Artsakountala a dit…

:-) :-)

Emily a dit…

Ton billet est aussi délicat que les pétales de pivoines, une de mes fleurs préférées mais je ne savais pas qu'elles changent parfois de couleur aussi, c'est charmant. J'aurais bien aimé t'accompagner pour toutes ces sorties surtout pour le Feydeau (dont je n'ai vu des pièces qu'en anglais, c'est dommage. L'Opéra de quat'sous est souvent au Berliner Ensemble, le théâtre de Brecht avec une mise en scène formidable de Robert Wilson. Ce serait chouette de le voir ensemble un jour.

(les chéchés) a dit…

les pivoines sont mes fleurs préférées. j'ai un souvenir de bouquet très particulier qui mêlaient leur coeur rose, pâle, fushia, poudré.

les photos des vêtement d'hiroshima sont à la fois très belles et terrifiantes. je suis toujours nulle pour expliquer ce que je ressens... mais c'est troublant, touchant...

heureuse d'une belle semaine mingouesque! te souhaite d'aussi chouettes à venir... ^-^

Dévorer les livres a dit…

Donc tu nous conseilles le Feydeau, aïe, mes dents! Aller au français s'inscrit toujours dans un petit cérémonial festif (pour moi: oyakodon-jardin-buren-bouche de métro-bijoux) et me fait penser que j'irai bien voir l'expo Otoniel.
Grâce à un désistement, j'ai vu Rhinocéros au Théâtre de la Ville la semaine dernière, c'était génial! S'il reste des places, je te le conseille vivement.bises

Artsakountala a dit…

PS : Trop classe, l'autographe !

Morning g a dit…

C'est drôle, il y a 2 semaines belle-maman m'a acheté des pivoines corail au petit marché en bas de chez nous. Une couleur magnifique et inédite en matière de pivoine (pour moi). Sauf que le fleuriste ne lui a pas dit que la couleur allait changer...qui est passée du corail pétant le samedi au blanc rosé le vendredi...j'en suis venue à douter de naturalité de la couleur initiale. Parce que ça me rappelle des expérimentations façon Tistou les pouces verts de mon enfance : on mettait des fleurs blanches (type Impatiens) dans une eau teintée à l'encre, et en quelques heures la couleur migrait dans les pétales de la fleur. Pour en avoir le coeur net, la prochaine fois je teste le jus de betterave dans le vase !
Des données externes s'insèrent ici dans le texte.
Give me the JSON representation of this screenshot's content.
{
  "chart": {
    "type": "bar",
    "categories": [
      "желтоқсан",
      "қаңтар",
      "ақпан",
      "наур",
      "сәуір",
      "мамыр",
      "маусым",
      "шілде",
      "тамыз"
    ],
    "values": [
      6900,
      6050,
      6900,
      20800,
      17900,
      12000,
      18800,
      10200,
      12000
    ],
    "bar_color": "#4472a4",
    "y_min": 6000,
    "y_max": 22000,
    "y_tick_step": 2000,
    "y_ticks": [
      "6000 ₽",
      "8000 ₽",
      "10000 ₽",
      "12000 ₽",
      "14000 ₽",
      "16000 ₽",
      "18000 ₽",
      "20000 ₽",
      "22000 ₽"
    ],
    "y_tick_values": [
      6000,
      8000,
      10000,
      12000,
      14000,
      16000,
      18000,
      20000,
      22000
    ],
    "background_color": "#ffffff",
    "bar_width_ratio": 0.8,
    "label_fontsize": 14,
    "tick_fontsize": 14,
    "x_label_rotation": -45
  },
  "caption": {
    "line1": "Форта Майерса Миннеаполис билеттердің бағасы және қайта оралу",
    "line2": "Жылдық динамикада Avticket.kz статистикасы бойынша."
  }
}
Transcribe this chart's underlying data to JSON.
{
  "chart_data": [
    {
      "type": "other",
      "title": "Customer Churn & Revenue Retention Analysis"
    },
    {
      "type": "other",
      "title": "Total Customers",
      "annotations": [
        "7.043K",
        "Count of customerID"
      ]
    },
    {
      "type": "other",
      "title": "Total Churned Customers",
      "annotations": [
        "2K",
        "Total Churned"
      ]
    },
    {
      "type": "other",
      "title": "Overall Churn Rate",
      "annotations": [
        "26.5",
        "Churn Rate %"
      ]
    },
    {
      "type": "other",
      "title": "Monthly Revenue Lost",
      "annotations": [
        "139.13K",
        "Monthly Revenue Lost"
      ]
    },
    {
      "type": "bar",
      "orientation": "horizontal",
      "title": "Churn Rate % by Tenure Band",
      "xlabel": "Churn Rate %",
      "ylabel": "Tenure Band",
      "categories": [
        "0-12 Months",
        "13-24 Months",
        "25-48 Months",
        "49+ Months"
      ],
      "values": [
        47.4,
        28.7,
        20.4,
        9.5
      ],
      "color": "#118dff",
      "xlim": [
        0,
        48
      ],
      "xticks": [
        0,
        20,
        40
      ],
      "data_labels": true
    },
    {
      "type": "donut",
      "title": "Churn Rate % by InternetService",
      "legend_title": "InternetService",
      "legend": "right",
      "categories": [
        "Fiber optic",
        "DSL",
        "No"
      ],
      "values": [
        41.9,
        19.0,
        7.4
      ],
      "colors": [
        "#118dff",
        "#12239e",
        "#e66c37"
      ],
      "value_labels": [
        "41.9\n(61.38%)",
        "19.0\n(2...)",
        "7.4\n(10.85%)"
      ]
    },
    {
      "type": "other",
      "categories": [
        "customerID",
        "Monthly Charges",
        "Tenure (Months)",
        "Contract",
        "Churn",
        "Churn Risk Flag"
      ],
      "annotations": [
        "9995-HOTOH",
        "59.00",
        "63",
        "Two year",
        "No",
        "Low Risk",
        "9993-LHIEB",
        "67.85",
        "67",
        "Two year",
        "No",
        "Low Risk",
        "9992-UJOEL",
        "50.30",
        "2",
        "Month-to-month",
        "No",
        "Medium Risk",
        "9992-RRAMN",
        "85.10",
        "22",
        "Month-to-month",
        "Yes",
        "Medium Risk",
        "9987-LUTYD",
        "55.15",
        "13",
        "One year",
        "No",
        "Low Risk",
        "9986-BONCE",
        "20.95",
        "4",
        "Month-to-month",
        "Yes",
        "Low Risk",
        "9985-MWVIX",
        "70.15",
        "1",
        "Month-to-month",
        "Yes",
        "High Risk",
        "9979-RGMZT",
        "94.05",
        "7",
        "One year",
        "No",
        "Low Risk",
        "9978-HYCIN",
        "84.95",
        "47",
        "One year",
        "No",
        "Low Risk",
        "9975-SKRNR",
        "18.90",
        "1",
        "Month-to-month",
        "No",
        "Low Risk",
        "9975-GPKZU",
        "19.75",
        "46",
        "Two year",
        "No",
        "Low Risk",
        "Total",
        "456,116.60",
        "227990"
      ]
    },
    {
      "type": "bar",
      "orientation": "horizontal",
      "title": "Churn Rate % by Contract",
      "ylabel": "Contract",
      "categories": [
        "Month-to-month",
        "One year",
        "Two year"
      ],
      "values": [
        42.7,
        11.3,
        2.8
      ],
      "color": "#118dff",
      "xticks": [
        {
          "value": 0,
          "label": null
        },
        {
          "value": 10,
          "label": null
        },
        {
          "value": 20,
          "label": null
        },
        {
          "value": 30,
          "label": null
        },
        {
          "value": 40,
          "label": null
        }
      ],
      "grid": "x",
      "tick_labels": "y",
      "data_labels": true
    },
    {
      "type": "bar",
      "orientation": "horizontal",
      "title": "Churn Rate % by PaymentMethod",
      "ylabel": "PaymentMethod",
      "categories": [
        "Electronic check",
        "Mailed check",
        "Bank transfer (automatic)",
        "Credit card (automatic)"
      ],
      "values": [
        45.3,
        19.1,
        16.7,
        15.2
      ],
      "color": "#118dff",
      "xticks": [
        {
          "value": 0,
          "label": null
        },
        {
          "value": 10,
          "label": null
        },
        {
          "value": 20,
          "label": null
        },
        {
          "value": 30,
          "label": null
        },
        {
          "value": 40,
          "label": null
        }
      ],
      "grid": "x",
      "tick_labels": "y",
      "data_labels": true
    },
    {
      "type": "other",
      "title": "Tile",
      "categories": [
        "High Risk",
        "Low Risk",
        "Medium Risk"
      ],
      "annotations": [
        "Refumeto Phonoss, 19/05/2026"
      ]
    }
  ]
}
En parlant d'expo, je recommande vivement Watchers, des photos d'Olivier Culmann au Pavillon Carré de Baudouin (rue de Ménilmontant). Il y a une partie sur New York à l'hiver 2001-2002 et une autre sur les TV watchers dans différents pays où il a voyagé. Les 2 sont vraiment chouettes.

ore a dit…

Très joli récit! Que de poésie dans cette semaine...
Les pivoines font parties de mes fleurs préférées. Je n'en ai jamais vues de couleur corail, ça doit être magnifique.
Ravie que tu aies rencontré B.B.!

Gracianne a dit…

Je n'arrive pas a ecrire (malgre les pivoines) - j'ai le coeur trop serre par le texte sous les photos. Deja tout a l'heure quand j'ai lu ca, un frisson m'a glacee.
Ca fait partie de mes cauchemars recurrents.

avis a dit…

j'aime beaucoup les pivoines :)
je devrais m'offrir des fleurs plus souvent mais je n'y pense pas :(
l'expo avait l'air bouleversante.
je suis heureuse de voir que tu a passée une bonne semaine.
bises
manuela

Mingou a dit…

Artsakountala : C'est exactement ça :-)

Emily Vanessa : Feydeau en anglais, ça doit être amusant :-)
Je ne me souviens pas avoir déjà vu L'Opéra de Quat'sous au théâtre. En revanche, j'ai vu le film de Pabst quand j'étais jeune, et beaucoup écouté les chansons (j'adorais le Moritat von Mackie Messer, et le Kanonensong).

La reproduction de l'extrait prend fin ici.